Tuesday 6 November 2007

Sunday Independent - Review Philadelphia, Here I Come!

Emer O'Kelly of the Sunday Independent is one of the latest reviews to be published. To date all of the reviews have been uniformly good, and there is not much quarrel over the quality of this production of Philadelphia, Here I Come! ALAN STANFORD'S latest production for Second Age is Philadelphia, Here I Come! and a solid, competent, straightforward one it is. This is in no way pejorative, since the company's work is aimed mainly at schools audiences, and for teenagers seeing their first Friel come alive on stage, this is the way to do it.

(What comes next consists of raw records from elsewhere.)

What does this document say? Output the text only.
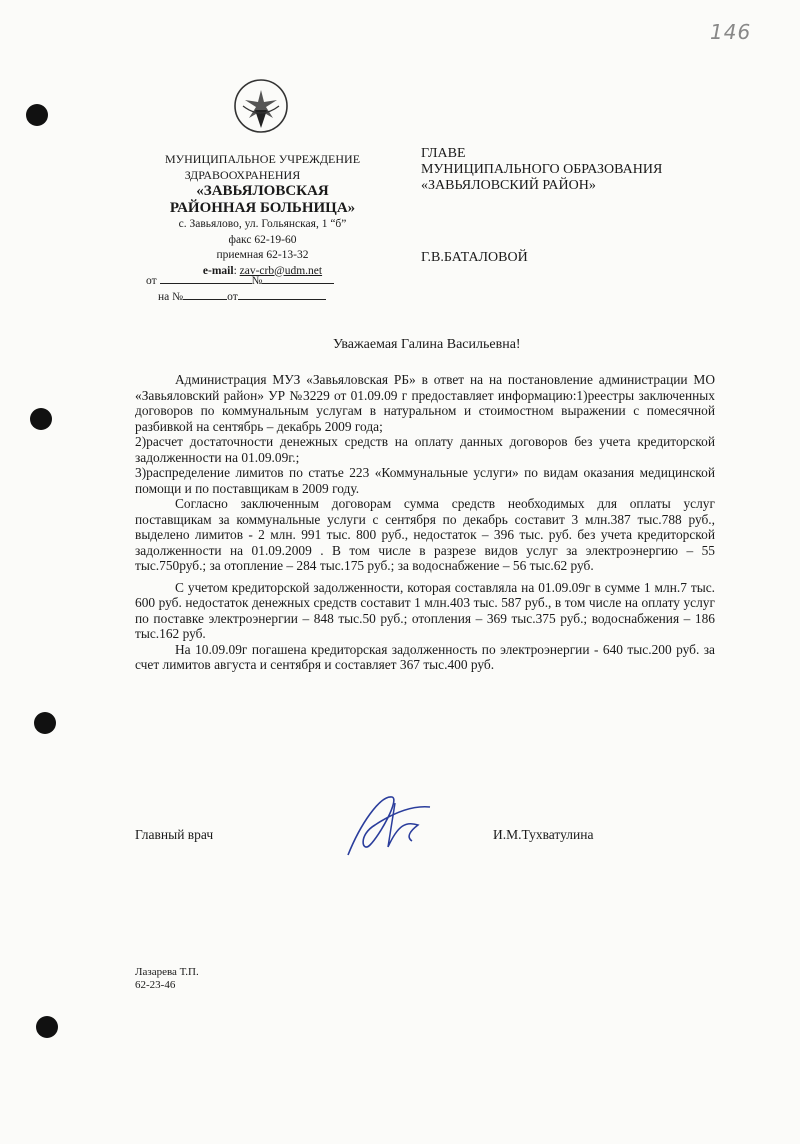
146
МУНИЦИПАЛЬНОЕ УЧРЕЖДЕНИЕ
ЗДРАВООХРАНЕНИЯ
«ЗАВЬЯЛОВСКАЯ
РАЙОННАЯ БОЛЬНИЦА»
с. Завьялово, ул. Гольянская, 1 “б”
факс 62-19-60
приемная 62-13-32
e-mail: zav-crb@udm.net
от	№
на №	от
ГЛАВЕ
МУНИЦИПАЛЬНОГО ОБРАЗОВАНИЯ
«ЗАВЬЯЛОВСКИЙ РАЙОН»
Г.В.БАТАЛОВОЙ
Уважаемая Галина Васильевна!

Администрация МУЗ «Завьяловская РБ» в ответ на на постановление администрации МО «Завьяловский район» УР №3229 от 01.09.09 г предоставляет информацию:1)реестры заключенных договоров по коммунальным услугам в натуральном и стоимостном выражении с помесячной разбивкой на сентябрь – декабрь 2009 года;

2)расчет достаточности денежных средств на оплату данных договоров без учета кредиторской задолженности на 01.09.09г.;

3)распределение лимитов по статье 223 «Коммунальные услуги» по видам оказания медицинской помощи и по поставщикам в 2009 году.

Согласно заключенным договорам сумма средств необходимых для оплаты услуг поставщикам за коммунальные услуги с сентября по декабрь составит 3 млн.387 тыс.788 руб., выделено лимитов - 2 млн. 991 тыс. 800 руб., недостаток – 396 тыс. руб. без учета кредиторской задолженности на 01.09.2009 . В том числе в разрезе видов услуг за электроэнергию – 55 тыс.750руб.; за отопление – 284 тыс.175 руб.; за водоснабжение – 56 тыс.62 руб.

С учетом кредиторской задолженности, которая составляла на 01.09.09г в сумме 1 млн.7 тыс. 600 руб. недостаток денежных средств составит 1 млн.403 тыс. 587 руб., в том числе на оплату услуг по поставке электроэнергии – 848 тыс.50 руб.; отопления – 369 тыс.375 руб.; водоснабжения – 186 тыс.162 руб.

На 10.09.09г погашена кредиторская задолженность по электроэнергии - 640 тыс.200 руб. за счет лимитов августа и сентября и составляет 367 тыс.400 руб.

Главный врач	И.М.Тухватулина
Лазарева Т.П.
62-23-46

Three of the cast re-create the roles they played in Adri­an Dunbar's production for ART NI several years ago, notably Marty Rea as Gar Private.

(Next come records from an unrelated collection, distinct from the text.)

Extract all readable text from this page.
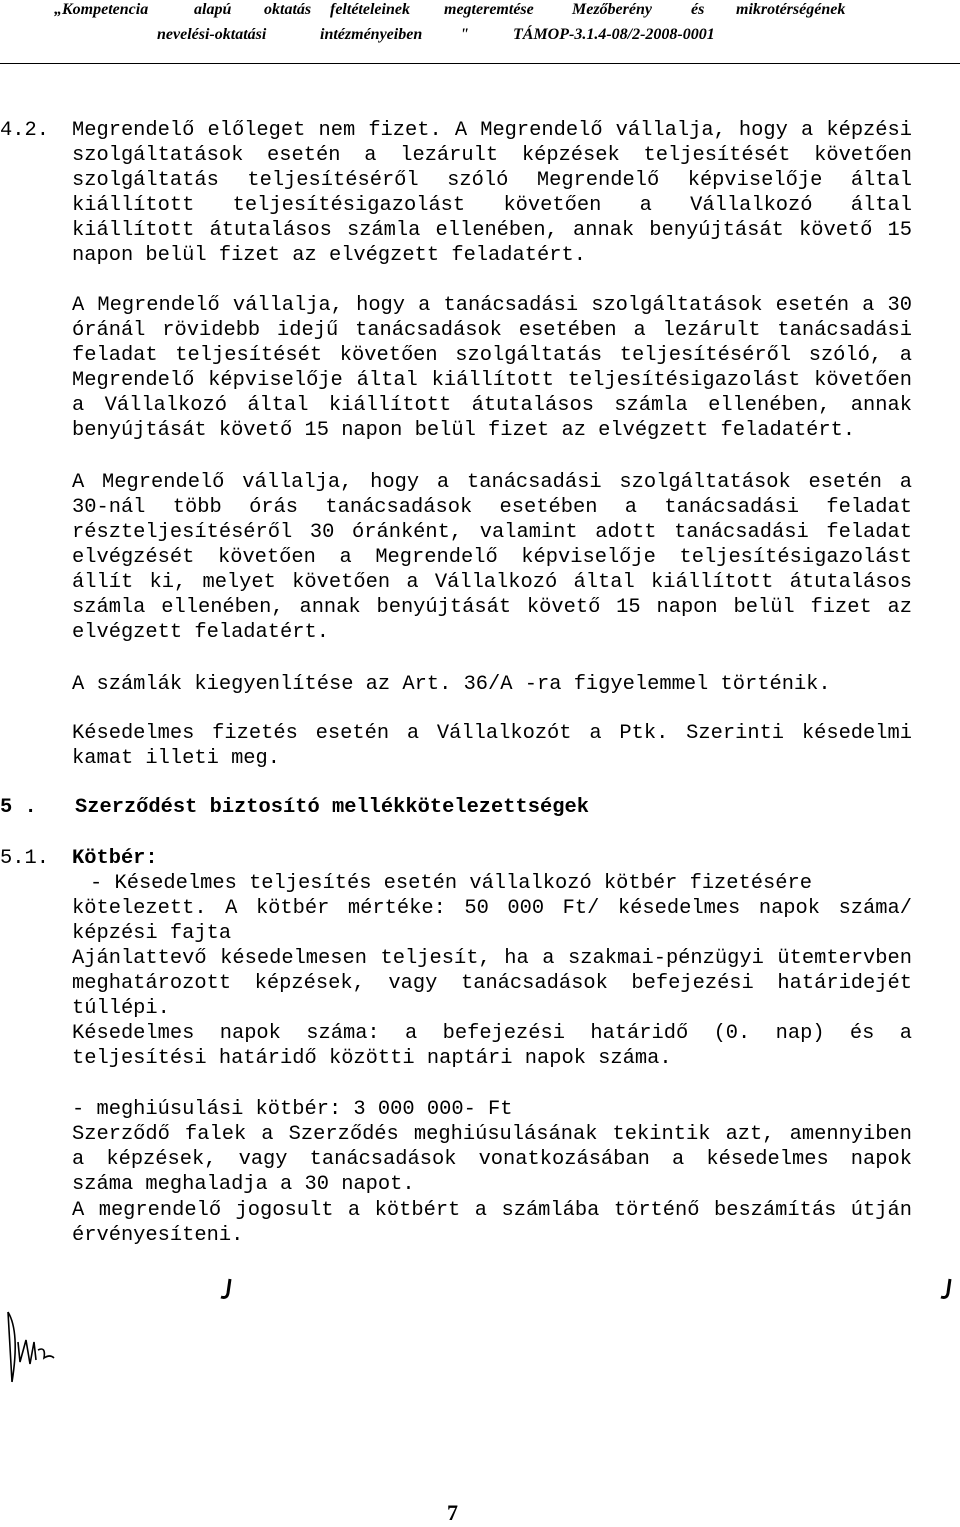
„Kompetencia	alapú oktatás feltételeinek megteremtése Mezőberény és mikrotérségének
nevelési-oktatási	intézményeiben "	TÁMOP-3.1.4-08/2-2008-0001
4.2. Megrendelő előleget nem fizet. A Megrendelő vállalja, hogy a képzési szolgáltatások esetén a lezárult képzések teljesítését követően szolgáltatás teljesítéséről szóló Megrendelő képviselője által kiállított teljesítésigazolást követően a Vállalkozó által kiállított átutalásos számla ellenében, annak benyújtását követő 15 napon belül fizet az elvégzett feladatért.

A Megrendelő vállalja, hogy a tanácsadási szolgáltatások esetén a 30 óránál rövidebb idejű tanácsadások esetében a lezárult tanácsadási feladat teljesítését követően szolgáltatás teljesítéséről szóló, a Megrendelő képviselője által kiállított teljesítésigazolást követően a Vállalkozó által kiállított átutalásos számla ellenében, annak benyújtását követő 15 napon belül fizet az elvégzett feladatért.

A Megrendelő vállalja, hogy a tanácsadási szolgáltatások esetén a 30-nál több órás tanácsadások esetében a tanácsadási feladat részteljesítéséről 30 óránként, valamint adott tanácsadási feladat elvégzését követően a Megrendelő képviselője teljesítésigazolást állít ki, melyet követően a Vállalkozó által kiállított átutalásos számla ellenében, annak benyújtását követő 15 napon belül fizet az elvégzett feladatért.

A számlák kiegyenlítése az Art. 36/A -ra figyelemmel történik.

Késedelmes fizetés esetén a Vállalkozót a Ptk. Szerinti késedelmi kamat illeti meg.

5 . Szerződést biztosító mellékkötelezettségek
5.1. Kötbér:

- Késedelmes teljesítés esetén vállalkozó kötbér fizetésére

kötelezett. A kötbér mértéke: 50 000 Ft/ késedelmes napok száma/ képzési fajta

Ajánlattevő késedelmesen teljesít, ha a szakmai-pénzügyi ütemtervben meghatározott képzések, vagy tanácsadások befejezési határidejét túllépi.

Késedelmes napok száma: a befejezési határidő (0. nap) és a teljesítési határidő közötti naptári napok száma.

- meghiúsulási kötbér: 3 000 000- Ft

Szerződő falek a Szerződés meghiúsulásának tekintik azt, amennyiben a képzések, vagy tanácsadások vonatkozásában a késedelmes napok száma meghaladja a 30 napot.

A megrendelő jogosult a kötbért a számlába történő beszámítás útján érvényesíteni.

7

The others are Walter McMonagle as SB O'Donnell, and Conan Sweeney as Ned, the vainglorious "lad" from the town. All three have a fine edge, and Rea comes close to being superb as he postures, scampers, and mocks his own broken heart through Gar's last night in Ballybeg before he heads for Philadelphia and the doubtful joys of being the pampered and smothered son Aunt Lizzie never had.
It's 1964, and it will be a long time before he sees any­one again, whether it be the loving housekeeper Madge, or his faithless sweetheart Kate Doogan in her fine feathers as the local doctor's wife.
One of the joys of such a straightforward production is the recognition it gives to the exquisite writing, with every character drawn in fine lines that scream the agony of emo­tional nerve-ends stripped and put on display. And of course, the nerve ends between Gar and his father are a silent scream: "It's the silence that's the enemy," as Private franti­cally tells Public, urging him to the confidence of admitting need: for love, for memory, for hope. And no matter how often you have seen the play, the memories the father and son try to evoke, each living in a separate dappled past, break your heart anew.
Sean Stewart is an extremely good Public, and Aine Ni Mhuiri a good if somewhat pianissimo Madge. The cameos are almost uniformly good also, from Dearbhla McGuinness as Kate, David Heap as her father, Enda Oates as Master Boyle, John Olohan as the Canon, and Donncha Crowley and Dan Reardon as Uncle Con Sweeney and Ben Burton. Joan Sheehy, however, seems to be aiming for suppressed refinement as Aunt Lizzie when unrestrained vulgarity should be the order of the day. Roger Thomson and Andrew Adamson complete the cast, with set design by Eileen Diss and costumes by Leonore McDonagh: both are absolutely in tune.
Philadelphia, Here I Come! is at the Helix in Dublin and tours to the Everyman in Cork and the Pavilion, Dun Laoghaire.